So I'm working with a nonhomogeneous second order differential equation:
$$4y''-y=\sin(x)\cos(x/2).$$
I know that the general solution, $y$, equals $y_c + y_p$ where $y_c$ is the general solution to the complementary equation and $y_p$ is any particular solution to the nonhomogeneous equation. I'm struggling a little bit with $y_p$ because I'm not sure what form the particular solution should be.
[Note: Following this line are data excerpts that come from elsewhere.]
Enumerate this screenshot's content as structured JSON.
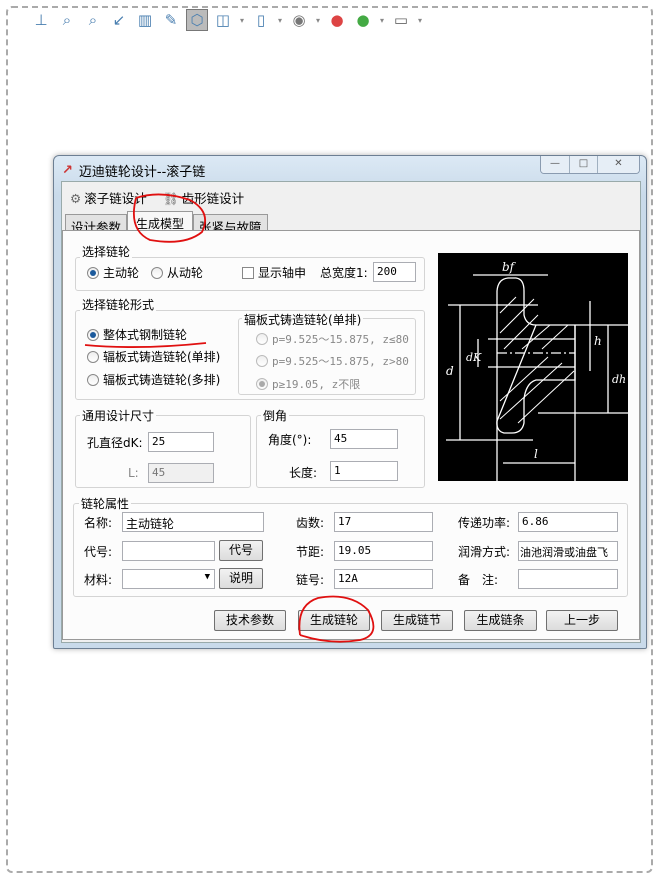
{
  "toolbar": {
    "icons": [
      "normal-to-icon",
      "zoom-to-fit-icon",
      "zoom-area-icon",
      "previous-view-icon",
      "section-view-icon",
      "dynamic-annotation-icon",
      "view-orientation-icon",
      "display-style-icon",
      "hide-show-icon",
      "edit-appearance-icon",
      "apply-scene-icon",
      "view-settings-icon"
    ]
  },
  "window": {
    "title": "迈迪链轮设计--滚子链",
    "min": "—",
    "max": "□",
    "close": "✕"
  },
  "menubar": {
    "roller": "滚子链设计",
    "tooth": "齿形链设计"
  },
  "tabs": [
    "设计参数",
    "生成模型",
    "张紧与故障"
  ],
  "select_sprocket": {
    "title": "选择链轮",
    "driving": "主动轮",
    "driven": "从动轮",
    "show_shaft": "显示轴申",
    "total_width_label": "总宽度1:",
    "total_width": "200"
  },
  "form": {
    "title": "选择链轮形式",
    "options": [
      "整体式钢制链轮",
      "辐板式铸造链轮(单排)",
      "辐板式铸造链轮(多排)"
    ],
    "sub_title": "辐板式铸造链轮(单排)",
    "sub_options": [
      "p=9.525～15.875, z≤80",
      "p=9.525～15.875, z>80",
      "p≥19.05, z不限"
    ]
  },
  "general": {
    "title": "通用设计尺寸",
    "bore_label": "孔直径dK:",
    "bore": "25",
    "L_label": "L:",
    "L": "45"
  },
  "chamfer": {
    "title": "倒角",
    "angle_label": "角度(°):",
    "angle": "45",
    "length_label": "长度:",
    "length": "1"
  },
  "diagram": {
    "labels": [
      "bf",
      "d",
      "dK",
      "h",
      "dh",
      "l"
    ]
  },
  "props": {
    "title": "链轮属性",
    "name_label": "名称:",
    "name": "主动链轮",
    "code_label": "代号:",
    "code": "",
    "code_btn": "代号",
    "material_label": "材料:",
    "material": "",
    "explain_btn": "说明",
    "teeth_label": "齿数:",
    "teeth": "17",
    "pitch_label": "节距:",
    "pitch": "19.05",
    "chain_no_label": "链号:",
    "chain_no": "12A",
    "power_label": "传递功率:",
    "power": "6.86",
    "lube_label": "润滑方式:",
    "lube": "油池润滑或油盘飞",
    "note_label": "备　注:",
    "note": ""
  },
  "buttons": {
    "tech": "技术参数",
    "gen_sprocket": "生成链轮",
    "gen_link": "生成链节",
    "gen_chain": "生成链条",
    "prev": "上一步"
  },
  "annotation_color": "#e01010"
}
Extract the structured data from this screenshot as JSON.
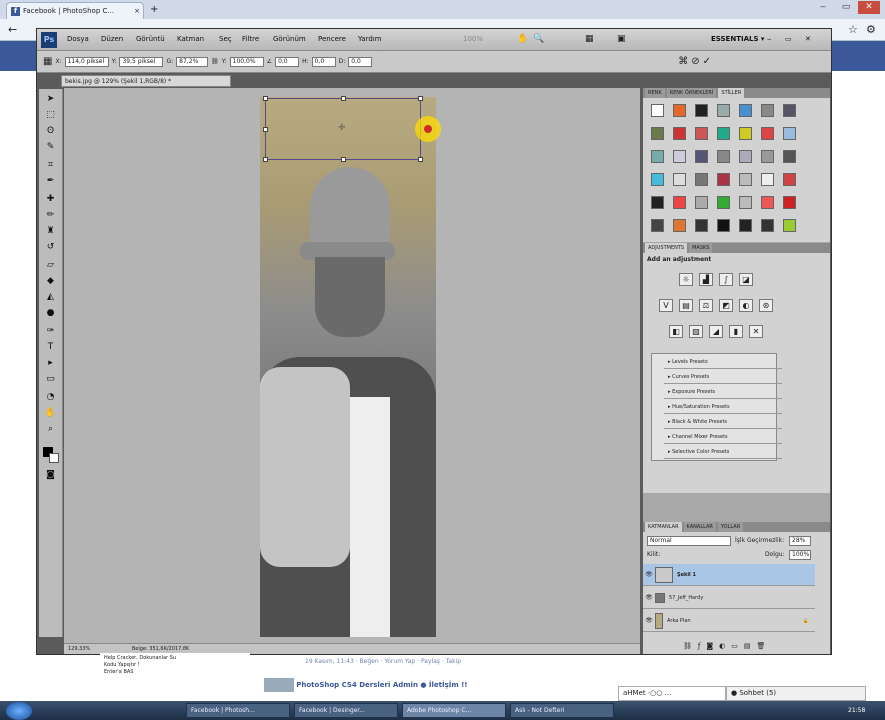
{
  "browser": {
    "tab_title": "Facebook | PhotoShop C...",
    "tab_close": "×",
    "new_tab": "+",
    "back": "←",
    "win_min": "‒",
    "win_max": "▭",
    "win_close": "✕",
    "star": "☆",
    "wrench": "⚙"
  },
  "photoshop": {
    "logo": "Ps",
    "menus": [
      "Dosya",
      "Düzen",
      "Görüntü",
      "Katman",
      "Seç",
      "Filtre",
      "Görünüm",
      "Pencere",
      "Yardım"
    ],
    "zoom_label": "100%",
    "workspace": "ESSENTIALS ▾",
    "options": {
      "x_label": "X:",
      "x_value": "114,0 piksel",
      "y_label": "Y:",
      "y_value": "39,5 piksel",
      "w_label": "G:",
      "w_value": "87,2%",
      "h_label": "Y:",
      "h_value": "100,0%",
      "angle_value": "0,0",
      "hskew_label": "H:",
      "hskew_value": "0,0",
      "vskew_label": "D:",
      "vskew_value": "0,0"
    },
    "document_tab": "bekis.jpg @ 129% (Şekil 1,RGB/8) *",
    "status_zoom": "129,33%",
    "status_doc": "Belge: 351,6K/2017,8K",
    "panels": {
      "swatch_tabs": [
        "RENK",
        "RENK ÖRNEKLERİ",
        "STİLLER"
      ],
      "adjust_tabs": [
        "ADJUSTMENTS",
        "MASKS"
      ],
      "add_adjustment": "Add an adjustment",
      "presets": [
        "Levels Presets",
        "Curves Presets",
        "Exposure Presets",
        "Hue/Saturation Presets",
        "Black & White Presets",
        "Channel Mixer Presets",
        "Selective Color Presets"
      ],
      "layer_tabs": [
        "KATMANLAR",
        "KANALLAR",
        "YOLLAR"
      ],
      "blend_mode": "Normal",
      "opacity_label": "İşlk Geçirmezlik:",
      "opacity_value": "28%",
      "lock_label": "Kilit:",
      "fill_label": "Dolgu:",
      "fill_value": "100%",
      "layers": [
        {
          "name": "Şekil 1",
          "selected": true
        },
        {
          "name": "57_Jeff_Hardy",
          "selected": false
        },
        {
          "name": "Arka Plan",
          "selected": false
        }
      ]
    }
  },
  "webpage": {
    "left_items": [
      "Help Cracker, Dokunanlar Su",
      "Kodu Yapıştır !",
      "Enter'a BAS"
    ],
    "post_meta": "19 Kasım, 11:43 · Beğen · Yorum Yap · Paylaş · Takip",
    "post_title": "PhotoShop CS4 Dersleri Admin ● İletİşİm !!",
    "chat_user": "aHMet ·○○ ... ",
    "chat_sohbet": "● Sohbet (5)"
  },
  "taskbar": {
    "tasks": [
      "Facebook | Photosh...",
      "Facebook | Desinger...",
      "Adobe Photoshop C...",
      "Aslı - Not Defteri"
    ],
    "clock": "21:58"
  },
  "colors": {
    "selection_border": "#5a4a8a",
    "layer_selected": "#a9c6e6",
    "facebook_blue": "#3b5998"
  }
}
I know (at least I think I do) that, for example, the general form of the particular solution for $\cos(x/2)$ is:
$$A\sin(x/2) + B\cos(x/2).$$
I also suspect that the general form of the particular solution for $\sin(x) + \cos(x/2)$ is:
$$A\sin(x) + B\cos(x) + C\sin(x/2) + D\cos(x/2).$$
However, I'm completely thrown off track with $\sin(x)\cdot\cos(x/2)$. I'd appreciate any insight on the matter, because frankly, the entire concept is still a little loose in my head.
Best Answer
There's a trig identity, $$\sin A\cos B=(\sin(A+B)+\sin(A-B))/2$$ which if you haven't seen it before you should be able to verify by expanding out $\sin(A+B)$ and $\sin(A-B)$. Now you can use that on your $\sin x\cos(x/2)$ to turn it into something you know how to handle.